9.BÖLÜM

2.1K 127 29
                                    

1.000 okumaya ulaştık! Darısı 10.000'e inşallah.

Beğenerek okuyorsanız yıldıza tık tık. Oylar yalnız hissetmememe ve harcadığım zamana değdiğini hissettiriyor o yüzden çok kıymetli.

Keyifli okumalar☁️

~

9.BÖLÜM

Zamanın durmasını istediğim anlar çok olmuştu; bazen rezilliğimden, bazen anın güzelliğinden. Fakat zaman, hiç durmadan akar giderdi.

Bu gerçeğe rağmen insanlar, zaman durması denilince onun hakkında iki çift laf edebiliyordu. Çünkü kişiyi sarsan bir şey olur ve zihniniz size zamanın durduğu algısını yaşatırdı.

Şu an, Adana Havaalanının dışında hayat devam ediyordu. Anons ve insan sesleri yoğrulup kulağıma ulaştığına göre havaalanının içinde de devam ediyordu. Ama havaalanındaki Bulut Havayolları şirketinin çalışanlarına özel bekleme odasında devam ediyor muydu?

Kesin ediyordu ama Işıl'ın, sabah ataç kutusu olmaktan emekli ettiğim plastik kutumu zemine çarptığını gördüğümden beri geçen zamanı algılamakta güçlük çekiyordum.

Keşke, dün akşam elim kırılsaydı da o tektaşı gizlediğim yerden çıkarmasaydım.

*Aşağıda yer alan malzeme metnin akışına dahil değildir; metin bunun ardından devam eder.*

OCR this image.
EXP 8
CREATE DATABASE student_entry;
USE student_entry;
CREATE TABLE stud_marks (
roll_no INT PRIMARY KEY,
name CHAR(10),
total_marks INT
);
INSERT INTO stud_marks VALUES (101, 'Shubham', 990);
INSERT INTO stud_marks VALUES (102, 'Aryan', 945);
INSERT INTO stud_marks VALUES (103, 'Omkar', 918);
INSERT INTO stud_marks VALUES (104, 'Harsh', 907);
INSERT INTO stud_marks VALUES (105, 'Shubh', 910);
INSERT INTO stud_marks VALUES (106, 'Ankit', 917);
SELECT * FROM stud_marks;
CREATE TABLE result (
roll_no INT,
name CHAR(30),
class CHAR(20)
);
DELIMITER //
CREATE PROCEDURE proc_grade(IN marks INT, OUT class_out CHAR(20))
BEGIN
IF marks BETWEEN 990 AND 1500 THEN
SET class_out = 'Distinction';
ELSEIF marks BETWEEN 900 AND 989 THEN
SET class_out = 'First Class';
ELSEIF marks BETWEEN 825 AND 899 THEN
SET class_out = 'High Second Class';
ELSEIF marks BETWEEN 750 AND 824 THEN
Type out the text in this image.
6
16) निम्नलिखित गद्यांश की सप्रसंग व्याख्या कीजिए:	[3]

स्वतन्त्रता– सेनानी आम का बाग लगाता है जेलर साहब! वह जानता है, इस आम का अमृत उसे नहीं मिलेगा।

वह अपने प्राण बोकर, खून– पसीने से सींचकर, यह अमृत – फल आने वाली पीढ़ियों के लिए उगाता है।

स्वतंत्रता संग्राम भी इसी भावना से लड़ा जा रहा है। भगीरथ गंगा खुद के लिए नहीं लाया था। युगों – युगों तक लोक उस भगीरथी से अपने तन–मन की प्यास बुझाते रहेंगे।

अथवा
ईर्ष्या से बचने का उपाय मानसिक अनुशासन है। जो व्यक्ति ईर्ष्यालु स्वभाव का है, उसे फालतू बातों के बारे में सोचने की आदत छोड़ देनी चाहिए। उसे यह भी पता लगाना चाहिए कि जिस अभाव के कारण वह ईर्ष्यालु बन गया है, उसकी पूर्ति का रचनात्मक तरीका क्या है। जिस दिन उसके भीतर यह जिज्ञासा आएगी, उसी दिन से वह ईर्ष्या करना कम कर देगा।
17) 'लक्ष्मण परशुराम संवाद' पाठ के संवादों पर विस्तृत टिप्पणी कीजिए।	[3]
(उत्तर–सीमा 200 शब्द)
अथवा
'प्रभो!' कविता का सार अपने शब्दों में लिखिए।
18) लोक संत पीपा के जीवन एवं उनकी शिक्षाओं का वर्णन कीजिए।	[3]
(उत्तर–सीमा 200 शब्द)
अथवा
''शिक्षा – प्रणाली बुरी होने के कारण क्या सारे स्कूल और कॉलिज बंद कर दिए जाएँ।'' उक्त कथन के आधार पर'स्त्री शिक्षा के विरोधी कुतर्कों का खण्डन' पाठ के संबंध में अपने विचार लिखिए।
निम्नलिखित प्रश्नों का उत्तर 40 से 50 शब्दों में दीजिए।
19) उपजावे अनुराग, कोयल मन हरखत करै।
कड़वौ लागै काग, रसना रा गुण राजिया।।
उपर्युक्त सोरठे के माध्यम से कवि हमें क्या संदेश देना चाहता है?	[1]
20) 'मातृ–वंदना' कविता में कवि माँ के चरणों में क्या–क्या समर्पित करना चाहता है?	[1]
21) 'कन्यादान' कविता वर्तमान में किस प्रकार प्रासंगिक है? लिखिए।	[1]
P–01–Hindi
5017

Keşke, sabah plastik kutuyu göz önünden kaldırmadan evden çıkmasaydım.

Keşke, her şey tıkırında ilerliyorken Işıl'dan kutuyu almaya kalkışmasaydım.

Keşke ama keşke şu an yer yarılsaydı da içine girseydim.

Utku'ya az önce senden nefret ediyorum diyerek fısıltıyla nefret kusmuştum. Şimdi ise onun ayaklarının dibinde, çoktan kır bahçesinin toprağına karıştığını zannettiği yüzük vardı.

Samimi söylüyorum ki başımdan aşağı kaynar su döküldü ama dökülmedi.

Öyle utanç verici, öyle şok edici, öyle bir algı kapanması yaşatan bir andı ki bu, ben daha ne kadar çömeldiğim yerde kilitlenip kalacaktım, kestiremiyordum. En azından tektaşa doğru uzanan elimi indirseydim ama çaresizce kendimi bunun bir rüya olduğuna inandırmakla meşguldüm.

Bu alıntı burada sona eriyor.